A federal court said the British bank could, in fact, keep hold of $3.5bn in cash that was supporting Lehman Brothers derivatives positions, rather than turn the money over to the Lehman bankruptcy trustee, as a lower court had ruled last year. Barclays will also not have to pay $280m in interest.
The two sides have been arguing about just which assets were meant to be included in the acquisition, when Barclays bought most of Lehman Brothers from the bankruptcy trustee in the week after the investment bank collapsed. Because details of the deal were worked out on the hoof in the worst week of the credit crisis, some documents were ambiguous or contradictory, the US District Court in Manhattan was told.
However, the lower court was wrong to assert there was doubt about the billions held in margin accounts. The paperwork on that was "consistent and unambiguous: the margin assets were sold to Barclays", Judge Katherine Forrest said in her ruling.
"This is not a situation where one believes he or she is buying a milking cow but gets a bull," she added.

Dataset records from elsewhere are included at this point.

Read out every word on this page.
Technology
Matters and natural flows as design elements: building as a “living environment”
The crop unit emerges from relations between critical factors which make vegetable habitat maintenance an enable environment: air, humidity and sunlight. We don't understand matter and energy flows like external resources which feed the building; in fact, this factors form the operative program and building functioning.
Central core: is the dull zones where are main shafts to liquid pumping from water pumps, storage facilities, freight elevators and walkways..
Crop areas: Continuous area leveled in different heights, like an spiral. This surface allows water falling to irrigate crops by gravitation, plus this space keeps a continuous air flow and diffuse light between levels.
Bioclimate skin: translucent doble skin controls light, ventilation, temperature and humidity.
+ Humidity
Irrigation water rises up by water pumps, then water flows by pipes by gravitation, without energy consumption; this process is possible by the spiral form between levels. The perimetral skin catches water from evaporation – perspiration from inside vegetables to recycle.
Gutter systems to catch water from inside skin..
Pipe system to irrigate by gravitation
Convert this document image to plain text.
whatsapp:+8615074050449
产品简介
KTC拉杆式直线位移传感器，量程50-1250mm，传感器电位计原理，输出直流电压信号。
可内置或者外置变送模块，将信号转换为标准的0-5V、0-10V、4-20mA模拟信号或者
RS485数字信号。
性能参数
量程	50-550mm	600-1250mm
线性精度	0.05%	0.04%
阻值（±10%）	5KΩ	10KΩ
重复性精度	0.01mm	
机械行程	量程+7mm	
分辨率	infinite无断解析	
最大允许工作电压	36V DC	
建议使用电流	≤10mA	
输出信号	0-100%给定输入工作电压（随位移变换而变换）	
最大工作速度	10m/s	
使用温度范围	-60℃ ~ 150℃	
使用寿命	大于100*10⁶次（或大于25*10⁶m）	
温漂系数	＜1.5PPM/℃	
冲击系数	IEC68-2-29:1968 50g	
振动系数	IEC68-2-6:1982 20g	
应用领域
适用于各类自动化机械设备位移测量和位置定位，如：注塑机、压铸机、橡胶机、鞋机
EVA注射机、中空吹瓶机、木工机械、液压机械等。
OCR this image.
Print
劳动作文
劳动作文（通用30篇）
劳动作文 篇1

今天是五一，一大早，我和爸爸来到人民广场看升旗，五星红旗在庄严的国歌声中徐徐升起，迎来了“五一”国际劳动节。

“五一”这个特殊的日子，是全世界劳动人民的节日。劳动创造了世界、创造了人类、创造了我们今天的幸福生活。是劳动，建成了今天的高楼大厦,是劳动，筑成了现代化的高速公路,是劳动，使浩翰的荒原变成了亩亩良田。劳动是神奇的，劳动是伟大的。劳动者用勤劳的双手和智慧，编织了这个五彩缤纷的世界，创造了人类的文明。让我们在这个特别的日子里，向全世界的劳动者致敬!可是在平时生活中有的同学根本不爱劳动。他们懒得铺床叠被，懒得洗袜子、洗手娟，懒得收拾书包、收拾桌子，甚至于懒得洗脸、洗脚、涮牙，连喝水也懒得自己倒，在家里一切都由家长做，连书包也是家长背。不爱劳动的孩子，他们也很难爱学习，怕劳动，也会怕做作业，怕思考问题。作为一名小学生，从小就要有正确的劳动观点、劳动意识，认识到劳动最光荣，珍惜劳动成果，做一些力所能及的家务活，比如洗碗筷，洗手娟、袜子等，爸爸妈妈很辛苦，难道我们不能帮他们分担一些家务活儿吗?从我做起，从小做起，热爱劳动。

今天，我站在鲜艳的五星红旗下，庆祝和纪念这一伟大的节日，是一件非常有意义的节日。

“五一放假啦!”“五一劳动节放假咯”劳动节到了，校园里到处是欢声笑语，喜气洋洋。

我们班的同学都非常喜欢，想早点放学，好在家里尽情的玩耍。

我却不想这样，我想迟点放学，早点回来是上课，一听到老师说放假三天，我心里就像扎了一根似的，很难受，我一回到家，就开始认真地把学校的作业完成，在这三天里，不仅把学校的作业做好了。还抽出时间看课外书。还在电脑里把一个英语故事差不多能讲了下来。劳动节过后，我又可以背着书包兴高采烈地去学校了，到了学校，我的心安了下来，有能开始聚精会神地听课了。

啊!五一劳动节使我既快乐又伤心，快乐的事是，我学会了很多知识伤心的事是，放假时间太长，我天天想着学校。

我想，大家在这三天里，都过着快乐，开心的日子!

Barclays said it was too early to quantify the effect of the ruling on its earnings. It has accounted for some of the disputed assets but not all, and there is likely to be a further round of court appeals. The bankruptcy trustee, James Giddens, is fighting to recoup as much money as possible for Lehman creditors. The bank collapsed in September 2008, triggering panic that ended only when the US government stepped in with financial guarantees to underpin the banking system.